2. Risques pour l'Environnement :
Le principal danger des engrais minéraux chimiques inorganiques vient des composantes azotées, qui sont présentes dans la plupart des engrais. Les engrais azotés sont des « bombes climatiques » car ils émettent du protoxyde d’azote, 300 fois plus impactant pour le climat que le CO2. Ils sont aussi à l’origine de pics de pollution de l’air au printemps, liés aux émissions d’ammoniac. L'utilisation d'engrais peut entraîner une pollution des sols, des eaux souterraines et de surface (eutrophisation), ainsi que des émissions de gaz à effet de serre.
3. Risques d'Accidents Majeurs :
Les risques d'accidents majeurs associés aux engrais sont liés à l'explosion d'engrais à forte teneur en nitrate d'ammonium. Cependant, les ammonitrates présents sur le marché, c'est-à-dire conformes à la réglementation et exempts de contamination par des combustibles ou par des produits incompatibles (chlore, acides, certains métaux…), sont très difficiles à faire détoner.

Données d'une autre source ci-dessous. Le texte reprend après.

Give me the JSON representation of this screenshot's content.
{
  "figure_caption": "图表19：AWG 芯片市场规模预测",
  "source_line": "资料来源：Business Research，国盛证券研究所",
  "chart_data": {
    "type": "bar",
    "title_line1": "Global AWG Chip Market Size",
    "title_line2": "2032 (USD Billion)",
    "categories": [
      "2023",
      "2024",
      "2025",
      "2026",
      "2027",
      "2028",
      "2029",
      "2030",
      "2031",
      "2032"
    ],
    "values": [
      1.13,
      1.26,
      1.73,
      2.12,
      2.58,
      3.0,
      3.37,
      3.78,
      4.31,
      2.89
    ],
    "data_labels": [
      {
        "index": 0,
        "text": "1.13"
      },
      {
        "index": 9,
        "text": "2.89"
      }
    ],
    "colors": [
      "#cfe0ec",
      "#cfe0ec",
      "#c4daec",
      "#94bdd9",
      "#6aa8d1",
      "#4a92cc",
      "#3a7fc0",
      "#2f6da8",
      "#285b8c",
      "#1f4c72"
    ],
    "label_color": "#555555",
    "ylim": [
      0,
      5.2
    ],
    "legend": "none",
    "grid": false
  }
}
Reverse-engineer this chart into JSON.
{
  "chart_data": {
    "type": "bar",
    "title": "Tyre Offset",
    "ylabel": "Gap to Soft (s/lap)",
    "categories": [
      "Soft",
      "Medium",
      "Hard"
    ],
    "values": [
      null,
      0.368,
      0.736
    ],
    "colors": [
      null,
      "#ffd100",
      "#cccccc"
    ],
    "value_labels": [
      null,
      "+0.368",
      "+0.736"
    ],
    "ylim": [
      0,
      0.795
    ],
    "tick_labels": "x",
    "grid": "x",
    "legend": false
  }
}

En cas d'incendie, les engrais azotés sont susceptibles de se décomposer et de libérer des gaz toxiques, qui peuvent être de l'ammoniac, des oxydes d'azote, du monoxyde et du dioxyde de carbone.
Azote et volatilisation - Libération contrôlée et progressive des éléments nutritifs ?
Réglementation des Engrais en Agriculture Biologique
L'agriculture biologique est régie par des réglementations strictes concernant l'utilisation des engrais, visant à minimiser les impacts environnementaux et sanitaires.
1. Cadre Réglementaire Européen et National :
Le règlement (CE) n° 889/2008 encadre la gestion et la fertilisation des sols en production biologique. Il stipule que si les mesures prévues à l’article 12, paragraphe 1, points a), b) et c) du règlement (CE) n° 834/2007 ne permettent pas de couvrir les besoins nutritionnels des végétaux, seuls les engrais et amendements du sol énumérés à l’annexe 1 du présent règlement peuvent être utilisés dans la production biologique, et uniquement suivant les besoins. Les opérateurs conservent des documents justificatifs attestant la nécessité de recourir à ces produits.
L'article 12, paragraphe 1, points a), b) et c) du règlement (CE) n° 834/2007 précise les pratiques culturales à adopter :
- La production végétale biologique a recours à des pratiques de travail du sol et des pratiques culturales qui préservent ou accroissent la matière organique du sol, améliorent la stabilité du sol et sa biodiversité, et empêchent son tassement et son érosion.
- La fertilité et l’activité biologique du sol sont préservées et augmentées par la rotation pluriannuelle des cultures, comprenant les légumineuses et d’autres cultures d’engrais verts et par l’épandage d’effluents d’élevage ou de matières organiques, de préférence compostés, provenant de production biologique.
- L’utilisation de préparations biodynamiques est autorisée.
Le règlement (CE) n° 889/2008 n'est pas un règlement de mise en marché des produits fertilisants ; il doit donc être complété dans chaque État Membre par des règles de mise en marché. En France, c'est le code rural et de la pêche maritime qui régit l'utilisation des matières fertilisantes, et notamment son article L255-2. Dans la pratique, c'est essentiellement l'utilisation des normes rendues d'application obligatoire ainsi que le règlement (CE) n° 2003/2003 qui régit en France la mise sur le marché de la majorité des engrais et amendements organiques.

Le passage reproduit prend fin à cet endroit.